With catering provided by the school’s culinary department and flat-screen T.V.’s, borrowed from Clark Magnet High School, set up around the room, the Student Center was transformed into a mini banquet hall to host the Verdugo Creative Technologies Consortium’s partner’s reception on Oct. 29.
About 100 partners, including business people, principles and other educators, were in attendance to celebrate the Pathways Career Trust Grant, a six million dollar grant that was awarded to the VCTC.
The consortium is made up of the Glendale and Burbank Unified School Districts, Glendale Community College, California State University, Northridge and the Verdugo Workforce Investment Board. It serves the cities of Glendale and Burbank, regions that are strong centers for digital media, by providing career technical education services and activities designed to prepare students for existing and emerging careers.
The area is home to digital entertainment firms such as DreamWorks, Cartoon Network and Nickelodeon.
A promotional video created by Ryun Hovind, a media arts professor, informed the attendees with more detail about the grant and how schools will not be the only benefactor.
“The California Career Pathways Grant is more than an education grant,” the video’s narrator said. “It is an economic development grant.”
Instead of relying on workers who are not from California, a practice that hurts the local economy, employers will be able to fill jobs with local, qualified workers.
Money from the grant will be spent on new computer labs, industry-standard equipment and development of new curricula that will prepare students for careers in digital manufacturing and media.

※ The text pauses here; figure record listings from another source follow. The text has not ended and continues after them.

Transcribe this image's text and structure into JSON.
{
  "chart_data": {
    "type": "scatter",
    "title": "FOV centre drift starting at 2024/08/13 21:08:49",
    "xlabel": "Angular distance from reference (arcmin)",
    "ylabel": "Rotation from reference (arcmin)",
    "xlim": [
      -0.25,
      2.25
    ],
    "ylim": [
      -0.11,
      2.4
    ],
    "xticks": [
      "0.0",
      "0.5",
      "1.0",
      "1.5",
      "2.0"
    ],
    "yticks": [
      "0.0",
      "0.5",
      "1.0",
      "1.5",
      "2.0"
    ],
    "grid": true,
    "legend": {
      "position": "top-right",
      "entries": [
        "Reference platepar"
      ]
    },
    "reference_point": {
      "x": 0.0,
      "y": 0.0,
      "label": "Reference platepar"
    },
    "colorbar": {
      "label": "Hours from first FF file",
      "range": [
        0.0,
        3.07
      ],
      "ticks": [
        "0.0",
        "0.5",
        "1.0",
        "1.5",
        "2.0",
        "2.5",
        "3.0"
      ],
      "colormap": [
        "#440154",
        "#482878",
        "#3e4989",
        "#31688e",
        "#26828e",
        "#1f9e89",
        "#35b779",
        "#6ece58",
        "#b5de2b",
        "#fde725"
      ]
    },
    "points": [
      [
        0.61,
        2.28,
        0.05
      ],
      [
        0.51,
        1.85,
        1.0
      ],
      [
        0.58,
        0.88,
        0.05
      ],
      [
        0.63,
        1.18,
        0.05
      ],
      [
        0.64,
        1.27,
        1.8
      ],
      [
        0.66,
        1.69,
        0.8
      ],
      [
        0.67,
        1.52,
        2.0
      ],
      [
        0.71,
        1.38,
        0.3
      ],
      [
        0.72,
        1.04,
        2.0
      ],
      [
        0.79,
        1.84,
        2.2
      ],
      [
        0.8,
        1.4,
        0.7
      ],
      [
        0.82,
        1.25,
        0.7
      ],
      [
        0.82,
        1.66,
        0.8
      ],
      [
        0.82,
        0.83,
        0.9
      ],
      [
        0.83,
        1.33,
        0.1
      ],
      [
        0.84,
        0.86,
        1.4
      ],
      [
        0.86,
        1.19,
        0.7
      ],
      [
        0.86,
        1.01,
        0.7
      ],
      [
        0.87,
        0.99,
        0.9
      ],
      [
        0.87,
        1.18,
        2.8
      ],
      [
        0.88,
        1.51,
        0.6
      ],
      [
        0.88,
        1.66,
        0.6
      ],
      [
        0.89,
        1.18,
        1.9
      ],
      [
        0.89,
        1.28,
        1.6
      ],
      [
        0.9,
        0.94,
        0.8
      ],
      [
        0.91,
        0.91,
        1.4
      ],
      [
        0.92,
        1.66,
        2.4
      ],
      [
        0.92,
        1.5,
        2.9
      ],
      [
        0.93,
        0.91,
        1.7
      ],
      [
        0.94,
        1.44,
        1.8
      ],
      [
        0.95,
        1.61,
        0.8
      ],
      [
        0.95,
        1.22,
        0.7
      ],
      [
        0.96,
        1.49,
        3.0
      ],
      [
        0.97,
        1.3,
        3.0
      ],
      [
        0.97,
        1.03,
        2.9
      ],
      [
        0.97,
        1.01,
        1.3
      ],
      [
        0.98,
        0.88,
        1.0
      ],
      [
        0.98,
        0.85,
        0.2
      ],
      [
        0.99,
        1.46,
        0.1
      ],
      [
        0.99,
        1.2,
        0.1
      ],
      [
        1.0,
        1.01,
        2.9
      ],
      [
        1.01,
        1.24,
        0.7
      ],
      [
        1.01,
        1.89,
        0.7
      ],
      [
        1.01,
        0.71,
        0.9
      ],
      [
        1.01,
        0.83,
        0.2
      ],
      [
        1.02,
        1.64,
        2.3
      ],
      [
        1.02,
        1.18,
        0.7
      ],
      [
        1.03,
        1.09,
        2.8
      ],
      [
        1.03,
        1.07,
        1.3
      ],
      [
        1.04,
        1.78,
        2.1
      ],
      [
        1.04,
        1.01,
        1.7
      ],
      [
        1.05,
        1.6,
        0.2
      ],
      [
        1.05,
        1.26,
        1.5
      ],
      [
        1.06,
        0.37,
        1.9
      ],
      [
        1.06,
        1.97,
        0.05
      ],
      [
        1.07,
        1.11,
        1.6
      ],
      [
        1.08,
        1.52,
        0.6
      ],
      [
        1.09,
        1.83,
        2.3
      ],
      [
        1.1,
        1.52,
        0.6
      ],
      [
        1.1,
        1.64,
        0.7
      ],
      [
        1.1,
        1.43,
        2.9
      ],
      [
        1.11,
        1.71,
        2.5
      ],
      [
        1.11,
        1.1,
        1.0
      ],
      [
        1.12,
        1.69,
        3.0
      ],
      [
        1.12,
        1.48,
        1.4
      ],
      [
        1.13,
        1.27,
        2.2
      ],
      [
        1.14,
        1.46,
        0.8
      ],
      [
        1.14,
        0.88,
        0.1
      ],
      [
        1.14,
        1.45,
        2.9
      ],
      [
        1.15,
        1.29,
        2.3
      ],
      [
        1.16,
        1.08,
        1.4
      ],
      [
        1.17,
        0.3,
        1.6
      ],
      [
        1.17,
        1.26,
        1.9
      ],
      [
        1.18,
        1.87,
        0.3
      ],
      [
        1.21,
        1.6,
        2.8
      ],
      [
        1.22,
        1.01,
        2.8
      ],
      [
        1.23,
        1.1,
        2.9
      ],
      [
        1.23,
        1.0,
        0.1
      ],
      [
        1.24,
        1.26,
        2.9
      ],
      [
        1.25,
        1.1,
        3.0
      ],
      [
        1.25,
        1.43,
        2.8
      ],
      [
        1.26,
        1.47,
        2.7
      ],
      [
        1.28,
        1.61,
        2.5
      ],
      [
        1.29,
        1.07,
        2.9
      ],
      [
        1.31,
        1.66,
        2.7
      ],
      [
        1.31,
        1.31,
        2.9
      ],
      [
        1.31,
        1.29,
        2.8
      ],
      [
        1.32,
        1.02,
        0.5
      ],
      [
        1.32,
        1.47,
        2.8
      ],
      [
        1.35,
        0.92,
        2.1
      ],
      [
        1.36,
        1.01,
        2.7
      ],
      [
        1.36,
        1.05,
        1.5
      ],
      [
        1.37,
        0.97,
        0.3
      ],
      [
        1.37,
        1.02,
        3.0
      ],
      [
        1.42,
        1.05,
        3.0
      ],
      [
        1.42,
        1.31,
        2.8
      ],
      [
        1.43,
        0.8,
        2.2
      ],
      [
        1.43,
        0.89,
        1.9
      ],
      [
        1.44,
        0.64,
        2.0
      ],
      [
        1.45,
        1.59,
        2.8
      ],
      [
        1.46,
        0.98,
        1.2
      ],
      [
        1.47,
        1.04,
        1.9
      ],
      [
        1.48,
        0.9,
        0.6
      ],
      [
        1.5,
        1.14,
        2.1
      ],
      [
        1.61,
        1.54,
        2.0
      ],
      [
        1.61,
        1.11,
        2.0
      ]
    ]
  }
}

Jan Swanson, the dean of the developmental department, said that students can design a part and send it to the college, where the mechanical parts will be developed with a 3-D printer.
Tim Rugas, an NBC Universal recruitment manager, expects technical service staff jobs to double within the next three years. He explained that with the proper training the grant would make providing jobs “much easier.”
“Community colleges are the best breeding grounds for the kind of workers we’re looking for,” he said. “They’re disciplined and willing to work.”